Ini Beban Sektor Energi Bagi Pemerintahan Baru

Selasa, 24 Juni 2014 - 14:40 WIB
Ini Beban Sektor Energi Bagi Pemerintahan Baru
Ini Beban Sektor Energi Bagi Pemerintahan Baru
A A A
JAKARTA - Pemerintah mendatang akan diwarisi beban masalah energi yang cukup berat. Di antaranya, beban subsidi Bahan Bakar Minyak (BBM), krisis listrik, dan produksi minyak yang terus menurun.

Mantan Direktur Utama PT Pertamina (Persero) Ari Soemarno menegaskan, warisan terberat adalah terus membengkaknya beban subsidi energi baik dari BBM maupun subsidi listrik. Secara keseluruhan subsidi energi telah mencapai Rp400 triliun.

"Beban subsidi BBM sudah mencapai Rp300 triliun lebih sedangkan subsidi listrik mencapai Rp80 triliun. Ini masalah yang perlu dihadapi pemerintahan kabinet selanjutnya," tutur dia di Jakarta, Selasa (24/6/2014).

Menurutnya, dengan harga minyak mentah yang terus naik, maka ke depan beban pengeluaran dalam menyuplai kebutuhan BBM pun makin bertambah. Ditambah lagi terdepresiasinya rupiah terhadap USD berimplikasi besar dalam upaya pembelian minyak mentah dan produk BBM.

"Rupiah saja terus melemah terhadap dolar Amarika Serikat. Kemarin sudah dirubah dalam APBN-P patokan yang dipakai Rp11.600 per USD. Sekarang saja sudah hampir tembus Rp12.000. Ini akan jadi beban ke depannya," kata Ari.

Persoalan kedua, lanjut dia, krisis listrik yang bakal menghantui wilayah Indonesia. Sumber masalah dari krisis ini karena banyak program peningkatan rasio elektrifikasi tak berjalan optimal.

Dia bercerita sejak 2006 PT PLN (Persero) menjalankan Fast Track Program (FTP) tahap I yang bakal menghasilkan tambahan kapasitas listrik sebesar 10 ribu mega watt (MW). Namun, sampai hari ini proyek itu baru 90% bisa diselesaikan.

Selain itu, FTP tahap II yang dilakukan sejak 2010, dinilai belum diketahui secara pasti kapan rampung. "Ini yang tahap dua pun tidak tahu kapan selesainya.

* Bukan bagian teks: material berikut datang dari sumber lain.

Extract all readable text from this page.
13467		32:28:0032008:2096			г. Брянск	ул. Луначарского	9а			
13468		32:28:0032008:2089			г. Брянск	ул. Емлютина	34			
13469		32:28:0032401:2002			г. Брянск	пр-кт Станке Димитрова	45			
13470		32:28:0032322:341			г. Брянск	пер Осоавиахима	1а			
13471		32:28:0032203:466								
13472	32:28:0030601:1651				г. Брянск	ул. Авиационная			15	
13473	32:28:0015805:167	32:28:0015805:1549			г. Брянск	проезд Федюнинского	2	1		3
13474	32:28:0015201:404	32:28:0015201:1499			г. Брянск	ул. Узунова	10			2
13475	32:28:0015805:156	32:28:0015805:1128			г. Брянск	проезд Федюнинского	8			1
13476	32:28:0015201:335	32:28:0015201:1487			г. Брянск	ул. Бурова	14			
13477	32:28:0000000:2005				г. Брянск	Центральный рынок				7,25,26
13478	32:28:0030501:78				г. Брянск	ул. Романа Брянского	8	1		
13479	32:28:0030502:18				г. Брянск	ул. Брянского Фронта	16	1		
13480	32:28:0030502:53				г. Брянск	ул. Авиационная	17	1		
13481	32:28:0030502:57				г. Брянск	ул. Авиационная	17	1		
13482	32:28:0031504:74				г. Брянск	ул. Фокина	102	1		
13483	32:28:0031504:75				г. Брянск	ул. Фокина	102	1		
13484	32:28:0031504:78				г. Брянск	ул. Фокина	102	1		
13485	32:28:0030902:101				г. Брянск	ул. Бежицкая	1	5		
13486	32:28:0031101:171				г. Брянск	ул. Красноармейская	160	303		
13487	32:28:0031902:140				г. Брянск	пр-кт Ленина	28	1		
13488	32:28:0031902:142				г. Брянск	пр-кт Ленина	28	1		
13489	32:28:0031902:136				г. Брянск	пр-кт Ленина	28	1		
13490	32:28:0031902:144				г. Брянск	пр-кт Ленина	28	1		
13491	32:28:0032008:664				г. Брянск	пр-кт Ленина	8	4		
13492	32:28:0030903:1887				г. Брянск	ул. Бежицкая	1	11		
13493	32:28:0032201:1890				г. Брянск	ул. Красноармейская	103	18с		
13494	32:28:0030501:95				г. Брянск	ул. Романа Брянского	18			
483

Yang baru jalan saya lihat juga satu Pembangkit Listrik Tenaga Panas Bumi (PLTP)," ucapnya.

Adapun permasalahan ketiga mengenai pengelolaan sektor minyak bumi dan BBM yang lemah. Ari menerangkan, produksi dan cadangan minyak bumi terus menurun. Ditambah Indonesia masih bergantung impor BBM.

"Terakhir mengenai investasi migas. Kita punya potensi migas tapi tak menarik bagi investor. Kontraktor minyak sudah mengatakan bahwa sangat tidak tertarik jika eksplorasi di Indonesia karena persoalan birokrasi dan izin," pungkasnya.
(izz)
Copyright ©2024 SINDOnews.com
All Rights Reserved
berita/ rendering in 0.5760 seconds (0.1#10.140)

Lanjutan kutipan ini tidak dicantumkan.